A year ago the Bitcoin was the buzz.  An analyst from a major bank urged central banks to buy some for reserve purposes, completely ignoring the fact that there were not Bitcoin bonds, the market lacked transparency and was far too small. Another analyst tried to calculate intrinsic value of Bitcoins and came up with something well north of prevailing prices.   

This Great Graphic was tweeted by Yahoo’s Jeff Macke, and he got it from coindesk.com.  It shows the large downtrend in the Bitcoin’s value this year.  In fact, the Bitcoin is making a new low for the year today (though the dollar is also somewhat softer on the day).

 Yes, there is still a Bitcoin eco-system, but it has lost the buzz.  It seems more like a quaint niche artifact.

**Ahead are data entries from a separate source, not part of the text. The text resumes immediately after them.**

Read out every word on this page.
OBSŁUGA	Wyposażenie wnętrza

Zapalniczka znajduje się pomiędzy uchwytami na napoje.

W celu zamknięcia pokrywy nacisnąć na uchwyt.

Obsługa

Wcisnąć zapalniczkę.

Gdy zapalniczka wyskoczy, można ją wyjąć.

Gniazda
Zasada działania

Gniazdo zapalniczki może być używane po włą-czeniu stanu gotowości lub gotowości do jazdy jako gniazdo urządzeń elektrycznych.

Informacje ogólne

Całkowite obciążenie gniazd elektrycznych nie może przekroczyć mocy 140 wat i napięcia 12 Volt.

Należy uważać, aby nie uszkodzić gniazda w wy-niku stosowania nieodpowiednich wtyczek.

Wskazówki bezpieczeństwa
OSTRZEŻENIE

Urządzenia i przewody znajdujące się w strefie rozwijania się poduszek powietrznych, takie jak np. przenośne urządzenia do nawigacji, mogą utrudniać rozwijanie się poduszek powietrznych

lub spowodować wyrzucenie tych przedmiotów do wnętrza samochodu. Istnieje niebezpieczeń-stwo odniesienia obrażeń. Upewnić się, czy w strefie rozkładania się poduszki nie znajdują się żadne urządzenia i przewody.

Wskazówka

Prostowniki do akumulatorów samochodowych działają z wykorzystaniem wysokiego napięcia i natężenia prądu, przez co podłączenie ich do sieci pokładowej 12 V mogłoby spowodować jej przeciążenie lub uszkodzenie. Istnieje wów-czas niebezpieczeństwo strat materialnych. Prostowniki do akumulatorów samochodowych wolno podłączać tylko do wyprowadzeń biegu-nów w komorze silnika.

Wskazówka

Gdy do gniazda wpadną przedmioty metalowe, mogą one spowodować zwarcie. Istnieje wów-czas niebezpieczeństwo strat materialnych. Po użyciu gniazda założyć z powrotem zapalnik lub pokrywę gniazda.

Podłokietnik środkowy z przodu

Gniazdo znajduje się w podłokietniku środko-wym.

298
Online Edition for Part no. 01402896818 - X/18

Yes there some shops and electronic vendors who will accept it in lieu of payment, but it seems this is more a a marketing ploy than an secession from sovereign money. The payment system technology may have some merit and this may be its real legacy.  

At the end of September, the IMF published its latest reserve figures (COFER) for Q2.  Global reserves rose $134 bln after adjusting for exchange rate movement.  This is down from $166 bln in Q1 14. The euro’s share of reserves slipped to 24.2% from 25.0%. This was the sharpest drop in euro allocation since 2011. Speculators in the futures market had swung to a net short euro position in mid-May, arguably responding to the same fundamental considerations as the central banks.  

The US dollar’s share rose to 60.7% from 60.3% of reserves. The Australian and Canadian dollar’s share of reserves edged higher,  as did the “other “category (which likely includes the Scandis, the New Zealand dollar, the Singapore dollar, Korean won and Danish krone). While many observers still talk about the diminished role for the dollar, we suspect the risk is in the opposite direction.

The role of the dollar may be enhanced in the coming years as the main alternative, the euro, is again hobbled and depreciation a 2-3 year time frame looks more likely.  What are central banks interested in :  liquidity, safety and then returns.  US yields may rise on a medium and long-term view, but this may be more than offset by currency appreciation. Although the long term demise of the dollar is the widely held view, medium and long-term investors should consider the opposite scenario.